Ela se vira para trás e lá está Morfeu boquiaberto e confuso olhando para ela de cima abaixo. Os olhos de ambos estão vermelhos e inchados. Dela pelo choro, dele pelo sono. Alice corre desajeitada em direção dele e o abraça. Morfeu retribui vacilante e preocupado. Percebe claramente que algo está acontecendo, mas não faz idéia do que seja. Ele a abraça forte e afaga-lhe a cabeça.
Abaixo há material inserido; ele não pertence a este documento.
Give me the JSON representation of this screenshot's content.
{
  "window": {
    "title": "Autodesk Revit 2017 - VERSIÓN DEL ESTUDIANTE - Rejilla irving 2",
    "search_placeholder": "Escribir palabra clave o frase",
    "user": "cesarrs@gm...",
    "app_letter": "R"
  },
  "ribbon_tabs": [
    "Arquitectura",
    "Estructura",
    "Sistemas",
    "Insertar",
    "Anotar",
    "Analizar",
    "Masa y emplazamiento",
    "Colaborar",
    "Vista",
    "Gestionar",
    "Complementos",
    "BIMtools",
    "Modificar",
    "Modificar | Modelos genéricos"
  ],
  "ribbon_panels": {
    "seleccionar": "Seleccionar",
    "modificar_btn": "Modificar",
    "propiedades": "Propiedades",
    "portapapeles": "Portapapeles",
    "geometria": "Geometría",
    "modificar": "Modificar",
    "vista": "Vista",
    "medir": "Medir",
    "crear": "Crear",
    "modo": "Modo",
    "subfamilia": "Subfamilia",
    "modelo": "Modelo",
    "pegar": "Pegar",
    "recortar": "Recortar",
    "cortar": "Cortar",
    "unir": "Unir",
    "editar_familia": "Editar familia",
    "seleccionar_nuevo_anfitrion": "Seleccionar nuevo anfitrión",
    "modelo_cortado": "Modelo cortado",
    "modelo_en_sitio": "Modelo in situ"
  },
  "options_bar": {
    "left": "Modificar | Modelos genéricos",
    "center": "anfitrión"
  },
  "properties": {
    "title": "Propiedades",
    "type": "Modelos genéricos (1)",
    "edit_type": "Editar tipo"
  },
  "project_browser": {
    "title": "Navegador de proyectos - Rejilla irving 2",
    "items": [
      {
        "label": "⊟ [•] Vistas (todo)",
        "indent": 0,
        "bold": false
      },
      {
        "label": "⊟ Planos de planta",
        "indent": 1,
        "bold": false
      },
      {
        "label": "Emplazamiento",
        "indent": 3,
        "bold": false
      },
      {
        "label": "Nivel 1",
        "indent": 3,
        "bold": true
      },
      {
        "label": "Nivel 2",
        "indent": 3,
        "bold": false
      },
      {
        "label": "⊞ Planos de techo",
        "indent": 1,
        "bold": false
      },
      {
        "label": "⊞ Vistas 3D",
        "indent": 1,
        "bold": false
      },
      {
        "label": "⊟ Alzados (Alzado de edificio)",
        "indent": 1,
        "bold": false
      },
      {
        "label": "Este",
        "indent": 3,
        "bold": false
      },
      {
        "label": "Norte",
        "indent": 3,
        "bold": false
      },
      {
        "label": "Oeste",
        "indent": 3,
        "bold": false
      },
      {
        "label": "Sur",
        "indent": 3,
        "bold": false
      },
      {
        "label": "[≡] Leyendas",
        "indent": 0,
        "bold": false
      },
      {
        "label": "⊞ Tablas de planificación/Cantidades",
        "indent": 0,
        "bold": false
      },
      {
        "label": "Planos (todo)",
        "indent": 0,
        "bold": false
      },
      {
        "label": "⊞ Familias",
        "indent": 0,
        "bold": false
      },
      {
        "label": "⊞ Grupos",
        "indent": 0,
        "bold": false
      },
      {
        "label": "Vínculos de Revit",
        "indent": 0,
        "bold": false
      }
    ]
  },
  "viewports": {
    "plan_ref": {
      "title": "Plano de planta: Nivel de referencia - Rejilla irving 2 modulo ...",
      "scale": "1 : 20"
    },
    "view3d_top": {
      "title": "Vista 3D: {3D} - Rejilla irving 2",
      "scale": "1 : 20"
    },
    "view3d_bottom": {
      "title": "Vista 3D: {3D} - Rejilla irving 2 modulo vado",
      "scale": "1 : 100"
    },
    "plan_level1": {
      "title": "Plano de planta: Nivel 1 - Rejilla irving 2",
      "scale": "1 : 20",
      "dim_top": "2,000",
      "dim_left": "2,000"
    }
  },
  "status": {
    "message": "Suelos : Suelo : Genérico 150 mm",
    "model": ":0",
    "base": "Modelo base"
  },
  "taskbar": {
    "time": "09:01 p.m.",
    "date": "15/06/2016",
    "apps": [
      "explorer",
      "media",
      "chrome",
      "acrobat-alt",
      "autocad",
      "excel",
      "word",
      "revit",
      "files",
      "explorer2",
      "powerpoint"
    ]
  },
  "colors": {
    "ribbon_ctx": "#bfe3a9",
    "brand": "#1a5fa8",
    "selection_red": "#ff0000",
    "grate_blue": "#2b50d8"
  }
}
– Sente-se na cama meu bem!

Diz Morfeu. Ele não sabe o que fazer. Olha para Alice e percebe o quanto ela está bela. Não havia reparado o quanto ela se tornou uma senhora bonita. O conjunto de produção encanta-lhe os olhos e aprova silenciosamente a nova apresentação de sua esposa. Porém o que lhe preocupa são as lágrimas que bailam em um semblante triste e perdido. Sim, algo está errado com Alice. Será que ela encontraria outra pessoa? Inseguro, Morfeu se remói privadamente. Novamente compartilham o silêncio, cada qual com suas próprias dúvidas. Vacilante ele diz:

– Você não me quer mais?

– Não é isto! Eu te amo, sempre te amei, mas estou com um aperto no peito.

– O que está acontecendo com você? Está estranha. Nunca te vi assim.

– Você já não me vê há muito tempo. Sinto-me sozinha, desprotegida, mal amada.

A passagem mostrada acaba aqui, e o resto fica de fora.